Além dos velhos problemas que nascem ao mesmo tempo com as noções e as formas originárias da própria democracia – problemas como as ideias de representação política, o teológico-político, o chamado poder popular, as formas jurídico-políticas, a própria ideia de república etc. – é importante pôr em discussão também as novas questões trazidas à política pelas invenções técnicas e científicas. Concebido por Adauto Novaes, as palestras debatem temas mais urgentes que envolvem as relações entre democracia e política na era das grandes mutações produzidas pela tecnociência.

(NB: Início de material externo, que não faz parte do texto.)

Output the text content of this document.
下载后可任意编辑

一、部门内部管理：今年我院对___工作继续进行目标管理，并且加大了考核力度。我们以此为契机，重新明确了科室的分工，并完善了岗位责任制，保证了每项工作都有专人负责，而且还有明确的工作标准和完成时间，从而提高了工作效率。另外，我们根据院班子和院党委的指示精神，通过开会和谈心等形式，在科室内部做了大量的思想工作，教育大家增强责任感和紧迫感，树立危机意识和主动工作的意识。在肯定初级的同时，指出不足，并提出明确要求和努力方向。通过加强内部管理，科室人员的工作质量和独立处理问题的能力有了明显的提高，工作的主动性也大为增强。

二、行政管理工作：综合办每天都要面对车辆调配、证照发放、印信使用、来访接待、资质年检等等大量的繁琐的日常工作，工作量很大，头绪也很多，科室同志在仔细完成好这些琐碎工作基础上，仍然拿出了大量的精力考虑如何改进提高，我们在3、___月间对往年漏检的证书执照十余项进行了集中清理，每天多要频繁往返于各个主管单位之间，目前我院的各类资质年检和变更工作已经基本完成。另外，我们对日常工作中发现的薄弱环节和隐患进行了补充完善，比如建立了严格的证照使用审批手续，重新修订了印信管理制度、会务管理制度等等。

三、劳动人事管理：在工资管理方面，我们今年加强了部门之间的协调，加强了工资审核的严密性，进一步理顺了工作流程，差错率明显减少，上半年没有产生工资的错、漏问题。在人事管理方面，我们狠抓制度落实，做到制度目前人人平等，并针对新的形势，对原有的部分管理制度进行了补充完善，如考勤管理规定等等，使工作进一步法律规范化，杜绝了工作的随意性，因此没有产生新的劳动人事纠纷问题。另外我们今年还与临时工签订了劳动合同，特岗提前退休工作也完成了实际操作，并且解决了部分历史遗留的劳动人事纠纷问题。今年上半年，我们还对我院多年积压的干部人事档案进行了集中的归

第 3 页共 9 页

As vagas são limitadas. Inscrições no local.

Confira a programação:

Segunda-feira | 11 de junho - Fim da história compartilhada, desamparo na ausência de mundo, com Olgária Matos

Olgária Matos, doutora pela USP e pela École des Hautes Études, é professora titular dos departamentos de filosofia da USP e da Unifesp. Escreveu Rousseau: uma arqueologia da desigualdade, Os arcanos do inteiramente outro – a Escola de Frankfurt, a melancolia, a revolução, A Escola de Frankfurt – sombras e luzes do Iluminismo e Discretas esperanças: reflexões filosóficas sobre o mundo contemporâneo. Colaborou na edição brasileira de Passagens, de Walter Benjamin, e prefaciou Aufklârung na Metrópole – Paris e a Via Láctea. Participou das seguintes coletâneas: Mutações: ensaios sobre as novas configurações do mundo, Mutações: a experiência do pensamento, Mutações: elogio à preguiça (ganhador do Prêmio Jabuti em 2013), Mutações: o futuro não é mais o que era e Mutações: entre dois mundos. 

Sinopse

Para analisar a modernidade, Walter Benjamin a caracteriza pelo predomínio da técnica e do fetichismo em suas relações com a sociedade e as guerras, entrevendo os desastres que uma civilização industrial em crise pode causar. Referindo-se a Eduard Fuchs, escreve: "Ele só podia ver na evolução da técnica o progresso das ciências naturais e não as regressões da sociedade […]. As energias que a técnica desenvolve para além deste limite são destrutivas. Colocam na linha de frente a técnica da guerra e sua preparação pela imprensa." Para Benjamin, a crise perde seu caráter transitório e superável, cedendo a um conceito de crise como condição permanente. Hannah Arendt, por sua vez, anota: "De agora em diante, a morada da alma só pode ser construída com firmeza na sólida fundação do mais completo desespero." A esta mortificação, Hannah Arendt denominou "acosmismo" (worldlessness), ausência de mundo, ao se referir a uma figura inédita da alienação que é perda do mundo comum, resultado da pleonexia da ciência e da técnica que, depois de 1945 e da bomba atômica, são capazes de destruição de todas as formas de vida. Mundo sem referências estáveis e estabilizadoras, ele evoca as consequências dramáticas para a ciência da ruptura com a tradição; e, na vida política, as antigas formas de pertencimento a uma comunidade de destino se retraíram com a dissolução de uma história compartilhada, resultando em particularismos identitários. Modernidade em crise de filiação, as figuras de Édipo, Telêmaco e Hamlet constituem seu medium de reflexão.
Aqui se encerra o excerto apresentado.